I have test results from 2 suppliers.

• 20 samples from Supplier 1 resulted in 8 units passing a test and 12 units failing; a failure proportion of 0.6
• 20 samples from Supplier 2 resulted in 2 units passing and 18 units failing; a failure proportion of 0.9

Minitab produces a Power Value of 0.719743 with inputs:

Alternative Hypothesis p1 < p2
Significance Level = 0.05
Each Sample Size = 20
p1=0.6
p2=0.9


I have two questions:

1. Would you consider the following statement to be the proper interpretation of these results (i.e., true, relevant and clear), or can it be improved?

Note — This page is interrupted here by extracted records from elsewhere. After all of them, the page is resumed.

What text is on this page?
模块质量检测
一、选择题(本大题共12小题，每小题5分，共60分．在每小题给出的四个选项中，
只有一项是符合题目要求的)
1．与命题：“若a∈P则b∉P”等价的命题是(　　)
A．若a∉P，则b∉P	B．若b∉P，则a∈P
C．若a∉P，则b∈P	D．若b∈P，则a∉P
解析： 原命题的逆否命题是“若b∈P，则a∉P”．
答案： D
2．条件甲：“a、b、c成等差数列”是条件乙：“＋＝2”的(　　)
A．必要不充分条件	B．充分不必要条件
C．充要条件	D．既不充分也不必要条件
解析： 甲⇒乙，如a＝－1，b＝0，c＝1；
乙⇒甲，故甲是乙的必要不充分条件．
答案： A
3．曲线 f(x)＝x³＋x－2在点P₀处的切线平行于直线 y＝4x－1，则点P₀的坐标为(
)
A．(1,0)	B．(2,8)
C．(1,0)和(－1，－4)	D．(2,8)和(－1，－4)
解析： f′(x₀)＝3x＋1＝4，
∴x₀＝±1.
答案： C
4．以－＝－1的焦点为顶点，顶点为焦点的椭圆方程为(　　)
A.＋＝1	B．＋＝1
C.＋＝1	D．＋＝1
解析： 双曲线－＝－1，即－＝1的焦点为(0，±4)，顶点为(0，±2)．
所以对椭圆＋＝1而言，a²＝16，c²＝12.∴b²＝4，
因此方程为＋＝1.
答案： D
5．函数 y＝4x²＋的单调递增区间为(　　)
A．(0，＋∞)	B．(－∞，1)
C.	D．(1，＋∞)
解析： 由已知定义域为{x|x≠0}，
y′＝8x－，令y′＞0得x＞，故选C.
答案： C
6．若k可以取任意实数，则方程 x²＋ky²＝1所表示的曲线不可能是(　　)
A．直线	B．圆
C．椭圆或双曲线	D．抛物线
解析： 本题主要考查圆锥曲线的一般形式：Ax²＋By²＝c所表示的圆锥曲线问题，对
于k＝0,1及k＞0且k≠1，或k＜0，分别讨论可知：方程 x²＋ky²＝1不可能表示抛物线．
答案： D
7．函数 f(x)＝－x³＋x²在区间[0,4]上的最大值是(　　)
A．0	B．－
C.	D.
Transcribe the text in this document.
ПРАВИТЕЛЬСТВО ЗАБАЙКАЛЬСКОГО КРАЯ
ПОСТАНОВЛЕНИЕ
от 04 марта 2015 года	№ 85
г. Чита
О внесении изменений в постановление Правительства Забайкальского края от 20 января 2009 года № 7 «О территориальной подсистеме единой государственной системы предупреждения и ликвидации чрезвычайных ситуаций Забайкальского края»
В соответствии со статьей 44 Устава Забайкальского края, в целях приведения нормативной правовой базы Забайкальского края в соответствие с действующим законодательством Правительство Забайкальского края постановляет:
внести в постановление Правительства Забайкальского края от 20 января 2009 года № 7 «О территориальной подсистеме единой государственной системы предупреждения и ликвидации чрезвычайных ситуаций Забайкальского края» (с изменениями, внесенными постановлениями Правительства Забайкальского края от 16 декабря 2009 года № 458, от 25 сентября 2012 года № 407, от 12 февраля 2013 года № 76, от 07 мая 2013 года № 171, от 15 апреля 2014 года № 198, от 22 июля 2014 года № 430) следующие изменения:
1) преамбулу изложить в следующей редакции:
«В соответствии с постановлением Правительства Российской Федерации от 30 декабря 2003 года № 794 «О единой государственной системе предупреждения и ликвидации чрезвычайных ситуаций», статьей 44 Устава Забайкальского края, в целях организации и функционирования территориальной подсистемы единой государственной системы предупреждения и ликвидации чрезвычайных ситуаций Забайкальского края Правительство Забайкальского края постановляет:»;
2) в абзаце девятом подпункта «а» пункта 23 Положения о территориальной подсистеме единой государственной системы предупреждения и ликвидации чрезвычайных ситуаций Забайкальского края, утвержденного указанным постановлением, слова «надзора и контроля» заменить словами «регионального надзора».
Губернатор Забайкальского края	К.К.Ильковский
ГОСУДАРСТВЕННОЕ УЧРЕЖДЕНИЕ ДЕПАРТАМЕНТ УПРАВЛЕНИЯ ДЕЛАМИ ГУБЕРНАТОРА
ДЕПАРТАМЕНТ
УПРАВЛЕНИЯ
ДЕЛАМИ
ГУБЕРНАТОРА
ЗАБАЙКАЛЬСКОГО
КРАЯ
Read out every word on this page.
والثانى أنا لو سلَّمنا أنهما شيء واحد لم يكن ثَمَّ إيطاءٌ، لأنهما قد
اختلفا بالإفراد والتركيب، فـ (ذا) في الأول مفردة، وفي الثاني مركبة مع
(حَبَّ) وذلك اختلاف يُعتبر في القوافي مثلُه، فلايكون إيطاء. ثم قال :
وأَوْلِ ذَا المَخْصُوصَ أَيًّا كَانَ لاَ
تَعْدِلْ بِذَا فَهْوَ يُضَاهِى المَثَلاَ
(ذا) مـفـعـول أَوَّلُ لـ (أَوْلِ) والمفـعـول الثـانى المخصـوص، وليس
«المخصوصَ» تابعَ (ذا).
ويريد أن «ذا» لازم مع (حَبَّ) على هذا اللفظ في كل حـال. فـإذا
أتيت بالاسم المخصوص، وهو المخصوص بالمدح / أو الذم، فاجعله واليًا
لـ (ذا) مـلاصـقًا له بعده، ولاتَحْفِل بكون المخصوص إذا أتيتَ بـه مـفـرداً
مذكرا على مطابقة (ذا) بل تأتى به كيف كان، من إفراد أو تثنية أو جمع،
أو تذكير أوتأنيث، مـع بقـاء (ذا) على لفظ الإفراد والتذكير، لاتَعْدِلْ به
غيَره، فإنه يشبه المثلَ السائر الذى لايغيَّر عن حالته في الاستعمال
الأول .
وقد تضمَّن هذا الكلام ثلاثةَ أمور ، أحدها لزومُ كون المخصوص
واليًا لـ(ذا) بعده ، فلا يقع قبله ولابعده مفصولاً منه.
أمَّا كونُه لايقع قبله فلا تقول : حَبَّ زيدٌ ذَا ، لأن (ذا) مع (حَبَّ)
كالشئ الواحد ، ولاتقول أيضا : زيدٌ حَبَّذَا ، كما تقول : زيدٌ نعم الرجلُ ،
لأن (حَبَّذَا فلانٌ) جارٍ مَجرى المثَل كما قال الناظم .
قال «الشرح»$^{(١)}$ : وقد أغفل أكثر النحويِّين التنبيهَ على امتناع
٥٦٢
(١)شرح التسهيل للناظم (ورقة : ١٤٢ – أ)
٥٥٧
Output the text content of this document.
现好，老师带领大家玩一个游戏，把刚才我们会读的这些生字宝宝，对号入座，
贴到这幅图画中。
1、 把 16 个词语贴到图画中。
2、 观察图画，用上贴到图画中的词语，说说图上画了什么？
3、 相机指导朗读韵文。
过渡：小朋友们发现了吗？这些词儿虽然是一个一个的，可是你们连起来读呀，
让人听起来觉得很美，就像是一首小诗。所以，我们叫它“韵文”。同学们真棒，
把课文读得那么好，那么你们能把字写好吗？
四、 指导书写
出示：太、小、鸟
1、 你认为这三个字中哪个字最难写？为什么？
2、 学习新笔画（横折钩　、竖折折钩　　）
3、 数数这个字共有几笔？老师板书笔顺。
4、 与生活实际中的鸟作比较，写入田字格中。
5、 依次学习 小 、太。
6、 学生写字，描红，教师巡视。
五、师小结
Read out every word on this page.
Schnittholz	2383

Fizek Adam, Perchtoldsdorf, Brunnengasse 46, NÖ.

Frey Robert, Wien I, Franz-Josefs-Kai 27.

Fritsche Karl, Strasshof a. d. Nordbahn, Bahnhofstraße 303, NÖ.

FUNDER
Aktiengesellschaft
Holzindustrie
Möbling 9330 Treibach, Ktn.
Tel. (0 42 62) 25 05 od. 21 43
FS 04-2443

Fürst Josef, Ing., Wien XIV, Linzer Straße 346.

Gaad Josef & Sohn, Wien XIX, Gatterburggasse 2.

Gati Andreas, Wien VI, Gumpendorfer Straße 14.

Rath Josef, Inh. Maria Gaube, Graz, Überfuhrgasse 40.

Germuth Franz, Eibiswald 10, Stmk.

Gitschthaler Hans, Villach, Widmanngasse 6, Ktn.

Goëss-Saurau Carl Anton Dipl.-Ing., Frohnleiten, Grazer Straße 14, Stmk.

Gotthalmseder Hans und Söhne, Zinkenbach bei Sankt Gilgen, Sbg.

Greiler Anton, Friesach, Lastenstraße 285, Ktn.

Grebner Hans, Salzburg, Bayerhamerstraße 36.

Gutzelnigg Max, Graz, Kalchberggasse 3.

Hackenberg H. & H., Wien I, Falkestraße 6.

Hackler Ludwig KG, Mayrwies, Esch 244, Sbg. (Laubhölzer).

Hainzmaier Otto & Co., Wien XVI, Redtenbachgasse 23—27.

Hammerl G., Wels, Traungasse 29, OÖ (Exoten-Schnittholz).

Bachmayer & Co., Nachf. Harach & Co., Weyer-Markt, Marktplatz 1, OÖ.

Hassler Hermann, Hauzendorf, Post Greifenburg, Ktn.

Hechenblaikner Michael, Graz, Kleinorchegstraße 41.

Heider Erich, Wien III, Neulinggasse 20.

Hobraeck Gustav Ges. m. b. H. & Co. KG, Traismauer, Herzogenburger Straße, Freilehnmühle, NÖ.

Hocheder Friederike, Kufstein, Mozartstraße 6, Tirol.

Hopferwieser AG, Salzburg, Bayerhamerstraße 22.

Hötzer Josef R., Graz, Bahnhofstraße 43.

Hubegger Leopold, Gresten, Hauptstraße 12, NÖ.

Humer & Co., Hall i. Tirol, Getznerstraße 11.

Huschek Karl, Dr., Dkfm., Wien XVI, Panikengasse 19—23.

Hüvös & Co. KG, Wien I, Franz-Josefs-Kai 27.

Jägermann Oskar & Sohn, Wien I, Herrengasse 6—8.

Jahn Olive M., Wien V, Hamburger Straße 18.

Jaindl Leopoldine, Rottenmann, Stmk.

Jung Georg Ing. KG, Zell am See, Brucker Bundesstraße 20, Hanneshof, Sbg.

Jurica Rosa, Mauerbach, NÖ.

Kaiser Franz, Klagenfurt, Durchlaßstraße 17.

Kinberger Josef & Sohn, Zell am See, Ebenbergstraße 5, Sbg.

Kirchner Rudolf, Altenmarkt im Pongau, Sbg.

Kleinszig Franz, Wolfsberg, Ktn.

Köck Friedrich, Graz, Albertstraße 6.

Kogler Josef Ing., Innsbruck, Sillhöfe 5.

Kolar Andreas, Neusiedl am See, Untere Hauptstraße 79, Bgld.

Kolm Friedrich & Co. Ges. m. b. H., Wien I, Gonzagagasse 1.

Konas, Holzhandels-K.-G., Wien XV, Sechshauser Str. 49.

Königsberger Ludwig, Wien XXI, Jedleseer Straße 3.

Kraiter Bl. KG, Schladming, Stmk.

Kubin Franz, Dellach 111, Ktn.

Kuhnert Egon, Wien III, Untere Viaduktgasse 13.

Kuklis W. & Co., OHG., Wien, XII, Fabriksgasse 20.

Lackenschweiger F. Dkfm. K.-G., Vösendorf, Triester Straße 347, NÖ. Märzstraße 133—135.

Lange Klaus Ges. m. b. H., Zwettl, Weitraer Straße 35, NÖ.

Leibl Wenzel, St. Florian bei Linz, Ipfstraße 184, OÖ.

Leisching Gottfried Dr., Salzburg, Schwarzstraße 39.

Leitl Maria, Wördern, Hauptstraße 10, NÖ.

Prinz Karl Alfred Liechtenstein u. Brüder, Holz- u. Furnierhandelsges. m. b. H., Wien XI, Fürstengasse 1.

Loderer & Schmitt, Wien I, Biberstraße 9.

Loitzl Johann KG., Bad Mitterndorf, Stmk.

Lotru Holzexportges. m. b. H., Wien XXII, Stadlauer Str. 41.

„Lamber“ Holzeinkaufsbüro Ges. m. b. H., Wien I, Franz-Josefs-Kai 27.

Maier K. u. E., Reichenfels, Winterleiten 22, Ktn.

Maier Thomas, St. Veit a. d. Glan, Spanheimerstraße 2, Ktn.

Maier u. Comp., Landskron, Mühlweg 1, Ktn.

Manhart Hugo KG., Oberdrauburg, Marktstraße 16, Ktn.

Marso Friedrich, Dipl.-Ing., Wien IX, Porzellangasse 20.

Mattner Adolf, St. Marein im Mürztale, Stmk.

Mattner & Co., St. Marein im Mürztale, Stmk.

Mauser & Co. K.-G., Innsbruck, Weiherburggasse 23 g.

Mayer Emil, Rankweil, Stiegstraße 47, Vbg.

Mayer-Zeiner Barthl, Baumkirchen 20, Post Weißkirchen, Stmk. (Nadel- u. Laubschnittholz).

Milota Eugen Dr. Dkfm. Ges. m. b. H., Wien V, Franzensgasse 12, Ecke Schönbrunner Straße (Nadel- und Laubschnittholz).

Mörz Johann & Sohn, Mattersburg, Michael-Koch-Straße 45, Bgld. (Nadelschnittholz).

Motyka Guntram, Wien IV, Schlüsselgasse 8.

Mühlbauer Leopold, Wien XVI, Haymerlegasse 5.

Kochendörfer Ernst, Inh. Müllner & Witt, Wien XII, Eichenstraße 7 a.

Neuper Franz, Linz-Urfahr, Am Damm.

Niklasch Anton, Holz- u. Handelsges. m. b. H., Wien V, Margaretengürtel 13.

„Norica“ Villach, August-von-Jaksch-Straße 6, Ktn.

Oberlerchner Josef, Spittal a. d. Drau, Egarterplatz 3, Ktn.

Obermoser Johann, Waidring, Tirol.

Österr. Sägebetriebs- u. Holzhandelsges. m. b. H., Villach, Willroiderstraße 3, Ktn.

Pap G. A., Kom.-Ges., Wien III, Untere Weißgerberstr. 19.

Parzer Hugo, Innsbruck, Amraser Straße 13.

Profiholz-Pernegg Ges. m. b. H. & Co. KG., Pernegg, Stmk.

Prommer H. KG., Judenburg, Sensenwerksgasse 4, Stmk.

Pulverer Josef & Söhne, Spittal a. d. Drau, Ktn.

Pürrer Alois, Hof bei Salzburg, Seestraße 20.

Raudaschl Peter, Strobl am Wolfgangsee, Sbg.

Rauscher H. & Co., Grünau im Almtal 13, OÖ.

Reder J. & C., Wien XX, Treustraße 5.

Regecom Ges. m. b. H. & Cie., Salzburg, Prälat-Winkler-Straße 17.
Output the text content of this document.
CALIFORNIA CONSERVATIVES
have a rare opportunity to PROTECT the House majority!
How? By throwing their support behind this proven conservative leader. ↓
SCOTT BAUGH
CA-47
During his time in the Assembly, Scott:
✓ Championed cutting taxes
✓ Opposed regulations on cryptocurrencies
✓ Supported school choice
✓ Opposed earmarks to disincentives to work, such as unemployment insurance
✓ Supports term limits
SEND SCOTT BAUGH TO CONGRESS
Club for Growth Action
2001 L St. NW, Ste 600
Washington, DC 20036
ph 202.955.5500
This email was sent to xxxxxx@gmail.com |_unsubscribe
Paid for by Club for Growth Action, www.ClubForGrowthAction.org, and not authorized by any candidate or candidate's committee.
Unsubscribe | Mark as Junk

The Null Hypothesis is that the Supplier 1 failure proportion is greater than the Supplier 2 failure proportion and based on the Minitab analysis results there is a 71.97% probability that we are correctly rejecting this Null Hypothesis, therefore accepting the Alternative Hypothesis is prudent. We are 1- alpha or 95% confident in this statement.

Is there anything else that can be stated here that provides insight regarding the belief/degree that the population of product from Supplier 1 is likely to be superior to the population of product from Supplier 2?

2. Why there is a slight difference in the computed power if I run the same analysis using the pss4 on-line calculator?

I get a power value of 70.75% selecting the 1-sided option. In general, is one of these tools more accurate, true or appropriate for engineering calculations and decision making than the other?

• Hello experts, is there any additional information I can add to clarify this question ? Oct 24, 2015 at 0:47
• There is no reason to do power analysis after you've done the experiment. See this page.
– EdM
Oct 24, 2015 at 15:34